An example of an industry that has created some incredible insights is in construction. Drones can replace many dangerous jobs, reduce site mapping time, and create real-time images previously impossible. An industry with heavy-machinery, heights and other tangible dangers, drones not only cut costs and increase efficiency but also make construction much safer. Flying a drone on a construction site, however, is not without its risks. The challenge with mitigating these risks is that drones fall outside of standard construction liability. Furthermore, drones are considered aircraft and thus are regulated and litigated differently.
What does this mean for companies, construction and otherwise? Aviation law stipulates that liability binds directly to the aircraft, and thus the owner of the aircraft and the business is strictly liable for any third-party damage.

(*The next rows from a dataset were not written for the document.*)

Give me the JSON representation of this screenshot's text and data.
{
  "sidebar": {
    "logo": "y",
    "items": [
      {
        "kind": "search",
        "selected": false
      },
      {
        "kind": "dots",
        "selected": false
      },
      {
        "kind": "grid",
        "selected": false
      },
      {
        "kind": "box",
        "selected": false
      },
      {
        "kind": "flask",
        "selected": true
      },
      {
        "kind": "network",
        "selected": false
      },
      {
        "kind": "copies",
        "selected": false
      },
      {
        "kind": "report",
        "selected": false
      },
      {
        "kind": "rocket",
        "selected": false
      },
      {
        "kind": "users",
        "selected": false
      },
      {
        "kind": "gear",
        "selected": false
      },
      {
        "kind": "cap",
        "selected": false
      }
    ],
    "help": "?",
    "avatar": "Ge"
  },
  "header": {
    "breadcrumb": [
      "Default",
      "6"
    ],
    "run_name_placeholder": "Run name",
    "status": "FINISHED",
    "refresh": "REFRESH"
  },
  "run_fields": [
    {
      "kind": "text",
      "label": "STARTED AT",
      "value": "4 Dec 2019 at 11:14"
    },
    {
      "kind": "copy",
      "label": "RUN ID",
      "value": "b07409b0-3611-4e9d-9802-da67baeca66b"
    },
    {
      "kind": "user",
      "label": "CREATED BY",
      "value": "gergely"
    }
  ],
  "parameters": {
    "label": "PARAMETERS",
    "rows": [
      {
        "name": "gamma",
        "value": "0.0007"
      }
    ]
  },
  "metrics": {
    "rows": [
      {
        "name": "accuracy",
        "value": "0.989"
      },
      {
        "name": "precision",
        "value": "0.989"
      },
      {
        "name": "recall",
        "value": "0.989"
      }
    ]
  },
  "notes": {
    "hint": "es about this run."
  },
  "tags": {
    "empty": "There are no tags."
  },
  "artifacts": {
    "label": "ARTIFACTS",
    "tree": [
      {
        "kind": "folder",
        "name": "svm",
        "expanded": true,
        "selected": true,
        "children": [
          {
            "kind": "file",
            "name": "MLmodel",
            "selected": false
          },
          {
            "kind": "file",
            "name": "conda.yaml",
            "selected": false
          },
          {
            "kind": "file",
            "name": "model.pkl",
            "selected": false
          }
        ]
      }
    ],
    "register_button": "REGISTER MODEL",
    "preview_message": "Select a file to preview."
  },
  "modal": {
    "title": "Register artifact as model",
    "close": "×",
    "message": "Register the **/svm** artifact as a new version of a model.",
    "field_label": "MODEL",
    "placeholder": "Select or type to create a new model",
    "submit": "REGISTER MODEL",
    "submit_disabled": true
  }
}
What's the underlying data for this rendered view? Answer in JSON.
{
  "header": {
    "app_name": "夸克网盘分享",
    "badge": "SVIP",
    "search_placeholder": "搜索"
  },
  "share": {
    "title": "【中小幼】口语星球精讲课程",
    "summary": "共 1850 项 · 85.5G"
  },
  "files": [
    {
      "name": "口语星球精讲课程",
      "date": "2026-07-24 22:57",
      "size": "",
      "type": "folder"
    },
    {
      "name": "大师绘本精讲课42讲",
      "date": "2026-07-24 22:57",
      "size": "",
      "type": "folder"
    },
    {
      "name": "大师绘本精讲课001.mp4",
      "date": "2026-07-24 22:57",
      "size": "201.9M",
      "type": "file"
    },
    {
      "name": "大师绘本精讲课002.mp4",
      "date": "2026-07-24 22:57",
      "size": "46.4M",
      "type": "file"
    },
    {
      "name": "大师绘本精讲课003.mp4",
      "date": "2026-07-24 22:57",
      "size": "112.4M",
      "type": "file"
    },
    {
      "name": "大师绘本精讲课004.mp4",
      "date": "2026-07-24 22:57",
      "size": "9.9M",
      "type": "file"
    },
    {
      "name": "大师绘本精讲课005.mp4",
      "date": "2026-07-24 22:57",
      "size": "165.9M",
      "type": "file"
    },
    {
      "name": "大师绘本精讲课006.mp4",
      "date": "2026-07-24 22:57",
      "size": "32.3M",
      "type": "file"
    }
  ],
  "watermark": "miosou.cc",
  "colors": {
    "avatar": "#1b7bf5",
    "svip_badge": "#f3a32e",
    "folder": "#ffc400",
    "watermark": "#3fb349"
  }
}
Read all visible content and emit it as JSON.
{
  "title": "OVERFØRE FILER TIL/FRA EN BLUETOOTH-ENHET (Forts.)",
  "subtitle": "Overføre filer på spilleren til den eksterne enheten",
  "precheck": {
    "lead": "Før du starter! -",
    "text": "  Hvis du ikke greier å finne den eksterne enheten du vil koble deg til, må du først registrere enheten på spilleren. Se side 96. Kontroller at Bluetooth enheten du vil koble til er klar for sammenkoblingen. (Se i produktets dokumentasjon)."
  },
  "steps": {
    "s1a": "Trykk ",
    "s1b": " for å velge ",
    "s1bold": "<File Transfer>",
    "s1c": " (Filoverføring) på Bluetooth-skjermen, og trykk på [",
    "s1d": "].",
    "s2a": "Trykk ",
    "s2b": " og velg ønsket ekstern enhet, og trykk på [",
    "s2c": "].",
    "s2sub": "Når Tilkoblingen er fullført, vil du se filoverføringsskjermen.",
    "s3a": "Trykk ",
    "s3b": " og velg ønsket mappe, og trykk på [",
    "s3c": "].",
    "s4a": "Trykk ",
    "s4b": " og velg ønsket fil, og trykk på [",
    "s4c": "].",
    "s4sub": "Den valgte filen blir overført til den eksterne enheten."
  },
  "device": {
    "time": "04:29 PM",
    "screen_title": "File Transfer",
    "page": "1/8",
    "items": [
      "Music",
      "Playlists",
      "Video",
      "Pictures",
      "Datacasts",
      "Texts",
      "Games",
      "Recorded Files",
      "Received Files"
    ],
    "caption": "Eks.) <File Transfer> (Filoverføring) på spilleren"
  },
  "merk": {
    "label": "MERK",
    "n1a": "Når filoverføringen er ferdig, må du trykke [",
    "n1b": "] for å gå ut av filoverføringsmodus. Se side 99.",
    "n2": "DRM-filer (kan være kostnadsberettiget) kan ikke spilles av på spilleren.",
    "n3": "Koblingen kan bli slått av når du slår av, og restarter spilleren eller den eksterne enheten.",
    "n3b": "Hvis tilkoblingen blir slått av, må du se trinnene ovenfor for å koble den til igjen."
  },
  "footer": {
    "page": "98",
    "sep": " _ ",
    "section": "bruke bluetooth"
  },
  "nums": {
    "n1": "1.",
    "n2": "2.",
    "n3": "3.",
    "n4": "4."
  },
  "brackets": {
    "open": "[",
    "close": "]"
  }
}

This makes drone liability insurance a complicated matter. In the event of a third party claim due to an accident, standard public liability policies would simply not respond, as most public liability insurance policies exclude aviation-related exposures.
To someone with a hammer, everything looks like a nail.
Despite this fact, commercial public liability policies are being applied with drone endorsements attached on an ad hoc basis. Unfortunately, the underwriter holding the metaphorical hammer (the standard public liability insurance contract) is seeing a nail (drone liability) as a simple endorsement rather than a separate risk, leaving operators exposed to potentially substantial liability. Case in point, a judge in California recently denied the claim of a wedding photographer, whose CGL policy did not respond when a drone tragically took out the eye of a guest. How do you avoid this exposure? You avoid it by consulting the experts, be it an experienced aviation underwriter or broker, or by taking the time to educate yourself on the risks, and lastly, by ensuring that your insurance policy covers you specifically for your drone activities.
Drones, despite their ever-growing business application, from construction to mining and agriculture, are legally classified as aircraft. That means that they should be treated as separate from other assets, and attempts to add or endorse to standard public liability policies simply leave companies exposed to potentially substantial liability claims.